DePape wins control of the hammer and winds up with his right and delivers a vicious overhand blow as Pelosi disappears out of view and officers rush in. The officers called for backup as they struggled with DePape and Pelosi was lying on the ground.
In an interview with San Francisco Police Lt. Carla Hurley after he was taken into custody, DePape said he didn’t regret the attack even though it was not on Nancy Pelosi, his intended target. DePape told Hurley he was going after Nancy Pelosi for lying to the American public and that he planned to hold her hostage for her crimes. He believed the discredited conspiracy that Democrats stole the 2020 election from Trump.
“Day in, day out, the person who was on the TV lying every day was Pelosi,” he said.
He said he planned to hold her hostage and would “break her kneecaps" if she lied.
He said he was surprised to find Paul Pelosi in the house. DePape said he planned to tie Paul Pelosi up so he could get some sleep, because carrying a heavy backpack to the home had tired him out.

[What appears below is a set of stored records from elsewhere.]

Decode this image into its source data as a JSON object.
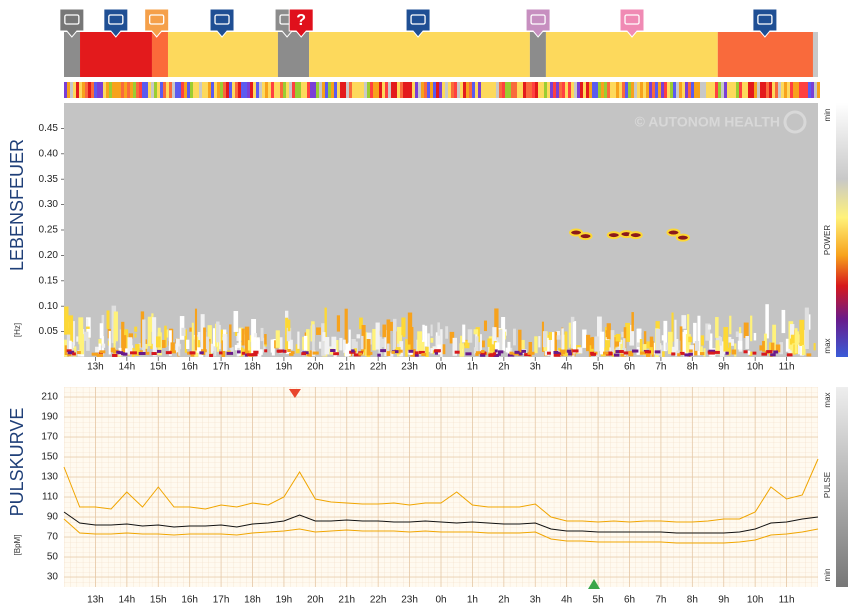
{
  "chart_data": [
    {
      "type": "timeline",
      "xlim": [
        12,
        36
      ],
      "segments": [
        {
          "start": 12,
          "end": 12.51,
          "color": "#8c8c8c"
        },
        {
          "start": 12.51,
          "end": 14.8,
          "color": "#e31a1c"
        },
        {
          "start": 14.8,
          "end": 15.31,
          "color": "#fb6a3a"
        },
        {
          "start": 15.31,
          "end": 18.81,
          "color": "#fdd95c"
        },
        {
          "start": 18.81,
          "end": 19.8,
          "color": "#8c8c8c"
        },
        {
          "start": 19.8,
          "end": 26.83,
          "color": "#fdd95c"
        },
        {
          "start": 26.83,
          "end": 27.34,
          "color": "#8c8c8c"
        },
        {
          "start": 27.34,
          "end": 32.81,
          "color": "#fdd95c"
        },
        {
          "start": 32.81,
          "end": 35.84,
          "color": "#f96a3c"
        },
        {
          "start": 35.84,
          "end": 36,
          "color": "#c8c8c8"
        }
      ],
      "events": [
        {
          "x": 12.25,
          "color": "#777777"
        },
        {
          "x": 13.65,
          "color": "#1f4f94"
        },
        {
          "x": 14.95,
          "color": "#f5a04a"
        },
        {
          "x": 17.03,
          "color": "#1f4f94"
        },
        {
          "x": 19.1,
          "color": "#8c8c8c"
        },
        {
          "x": 19.55,
          "color": "#e0101c",
          "label": "?"
        },
        {
          "x": 23.27,
          "color": "#1f4f94"
        },
        {
          "x": 27.09,
          "color": "#c78fc0"
        },
        {
          "x": 30.08,
          "color": "#f08ab4"
        },
        {
          "x": 34.31,
          "color": "#1f4f94"
        }
      ]
    },
    {
      "type": "spectrogram",
      "y_label": "LEBENSFEUER",
      "unit": "[Hz]",
      "watermark": "© AUTONOM HEALTH",
      "xlim": [
        12,
        36
      ],
      "xticks": [
        {
          "value": 13,
          "label": "13h"
        },
        {
          "value": 14,
          "label": "14h"
        },
        {
          "value": 15,
          "label": "15h"
        },
        {
          "value": 16,
          "label": "16h"
        },
        {
          "value": 17,
          "label": "17h"
        },
        {
          "value": 18,
          "label": "18h"
        },
        {
          "value": 19,
          "label": "19h"
        },
        {
          "value": 20,
          "label": "20h"
        },
        {
          "value": 21,
          "label": "21h"
        },
        {
          "value": 22,
          "label": "22h"
        },
        {
          "value": 23,
          "label": "23h"
        },
        {
          "value": 24,
          "label": "0h"
        },
        {
          "value": 25,
          "label": "1h"
        },
        {
          "value": 26,
          "label": "2h"
        },
        {
          "value": 27,
          "label": "3h"
        },
        {
          "value": 28,
          "label": "4h"
        },
        {
          "value": 29,
          "label": "5h"
        },
        {
          "value": 30,
          "label": "6h"
        },
        {
          "value": 31,
          "label": "7h"
        },
        {
          "value": 32,
          "label": "8h"
        },
        {
          "value": 33,
          "label": "9h"
        },
        {
          "value": 34,
          "label": "10h"
        },
        {
          "value": 35,
          "label": "11h"
        }
      ],
      "ylim": [
        0,
        0.5
      ],
      "yticks": [
        {
          "value": 0.05,
          "label": "0.05"
        },
        {
          "value": 0.1,
          "label": "0.10"
        },
        {
          "value": 0.15,
          "label": "0.15"
        },
        {
          "value": 0.2,
          "label": "0.20"
        },
        {
          "value": 0.25,
          "label": "0.25"
        },
        {
          "value": 0.3,
          "label": "0.30"
        },
        {
          "value": 0.35,
          "label": "0.35"
        },
        {
          "value": 0.4,
          "label": "0.40"
        },
        {
          "value": 0.45,
          "label": "0.45"
        }
      ],
      "peaks": {
        "x": [
          28.3,
          28.6,
          29.5,
          29.9,
          30.2,
          31.4,
          31.7
        ],
        "y": [
          0.245,
          0.238,
          0.24,
          0.242,
          0.24,
          0.245,
          0.235
        ]
      },
      "color_scale": {
        "title": "POWER",
        "min_label": "min",
        "max_label": "max"
      }
    },
    {
      "type": "line",
      "y_label": "PULSKURVE",
      "unit": "[BpM]",
      "xlim": [
        12,
        36
      ],
      "xticks": [
        {
          "value": 13,
          "label": "13h"
        },
        {
          "value": 14,
          "label": "14h"
        },
        {
          "value": 15,
          "label": "15h"
        },
        {
          "value": 16,
          "label": "16h"
        },
        {
          "value": 17,
          "label": "17h"
        },
        {
          "value": 18,
          "label": "18h"
        },
        {
          "value": 19,
          "label": "19h"
        },
        {
          "value": 20,
          "label": "20h"
        },
        {
          "value": 21,
          "label": "21h"
        },
        {
          "value": 22,
          "label": "22h"
        },
        {
          "value": 23,
          "label": "23h"
        },
        {
          "value": 24,
          "label": "0h"
        },
        {
          "value": 25,
          "label": "1h"
        },
        {
          "value": 26,
          "label": "2h"
        },
        {
          "value": 27,
          "label": "3h"
        },
        {
          "value": 28,
          "label": "4h"
        },
        {
          "value": 29,
          "label": "5h"
        },
        {
          "value": 30,
          "label": "6h"
        },
        {
          "value": 31,
          "label": "7h"
        },
        {
          "value": 32,
          "label": "8h"
        },
        {
          "value": 33,
          "label": "9h"
        },
        {
          "value": 34,
          "label": "10h"
        },
        {
          "value": 35,
          "label": "11h"
        }
      ],
      "ylim": [
        20,
        220
      ],
      "yticks": [
        30,
        50,
        70,
        90,
        110,
        130,
        150,
        170,
        190,
        210
      ],
      "x": [
        12,
        12.5,
        13,
        13.5,
        14,
        14.5,
        15,
        15.5,
        16,
        16.5,
        17,
        17.5,
        18,
        18.5,
        19,
        19.5,
        20,
        20.5,
        21,
        21.5,
        22,
        22.5,
        23,
        23.5,
        24,
        24.5,
        25,
        25.5,
        26,
        26.5,
        27,
        27.5,
        28,
        28.5,
        29,
        29.5,
        30,
        30.5,
        31,
        31.5,
        32,
        32.5,
        33,
        33.5,
        34,
        34.5,
        35,
        35.5,
        36
      ],
      "series": [
        {
          "color": "#f0a500",
          "values": [
            140,
            100,
            100,
            98,
            115,
            100,
            120,
            100,
            100,
            98,
            102,
            100,
            104,
            102,
            110,
            135,
            108,
            105,
            104,
            103,
            103,
            104,
            102,
            104,
            104,
            115,
            102,
            100,
            100,
            100,
            103,
            90,
            86,
            86,
            85,
            86,
            85,
            86,
            86,
            85,
            85,
            86,
            88,
            88,
            95,
            120,
            108,
            112,
            148
          ]
        },
        {
          "color": "#f0a500",
          "values": [
            88,
            74,
            73,
            73,
            74,
            73,
            73,
            72,
            73,
            73,
            73,
            72,
            74,
            75,
            76,
            78,
            75,
            76,
            77,
            76,
            76,
            76,
            75,
            76,
            75,
            75,
            75,
            74,
            74,
            74,
            75,
            68,
            66,
            66,
            65,
            65,
            65,
            65,
            65,
            64,
            64,
            64,
            64,
            65,
            67,
            72,
            73,
            75,
            78
          ]
        },
        {
          "color": "#111111",
          "values": [
            95,
            84,
            82,
            82,
            83,
            81,
            82,
            80,
            81,
            81,
            82,
            80,
            83,
            84,
            86,
            92,
            86,
            86,
            87,
            86,
            86,
            85,
            85,
            86,
            85,
            84,
            85,
            84,
            83,
            83,
            84,
            78,
            76,
            76,
            75,
            75,
            75,
            75,
            75,
            74,
            74,
            74,
            74,
            75,
            78,
            84,
            85,
            88,
            90
          ]
        }
      ],
      "max_at": 19.35,
      "max_color": "#e8452c",
      "min_at": 28.87,
      "min_color": "#3aa64a",
      "color_scale": {
        "title": "PULSE",
        "max_label": "max",
        "min_label": "min"
      }
    }
  ]
}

When Hurley asked why DePape did not leave when he realized Nancy Pelosi wasn’t home and the police were on the way, he compared himself to the Founding Fathers.
“They fought the British, they fought the tyranny. They didn’t just (expletive) surrender to it. And when I left my house, I went to go fight tyranny, I did not leave to go surrender,” he said.
The U.S. Capitol Police investigated nearly 10,000 threats to members last year, more than twice the number from four years earlier. The department faced heavy criticism in the aftermath of the attack on Paul Pelosi. The agency has access to about 1,800 cameras, including one on the couple's house that was not being monitored during the attack because the speaker was not there.
Public officials across the U.S., from local school board members to election workers, have also endured harassment and intimidation.
This month, a former Republican candidate for a state House seat in New Mexico was arrested in a series of shootings targeting the homes or offices of elected Democratic officials and a Kansas man was convicted of threatening a GOP congressman.
Associated Press writer Lindsay Whitehurst in Washington contributed to this report.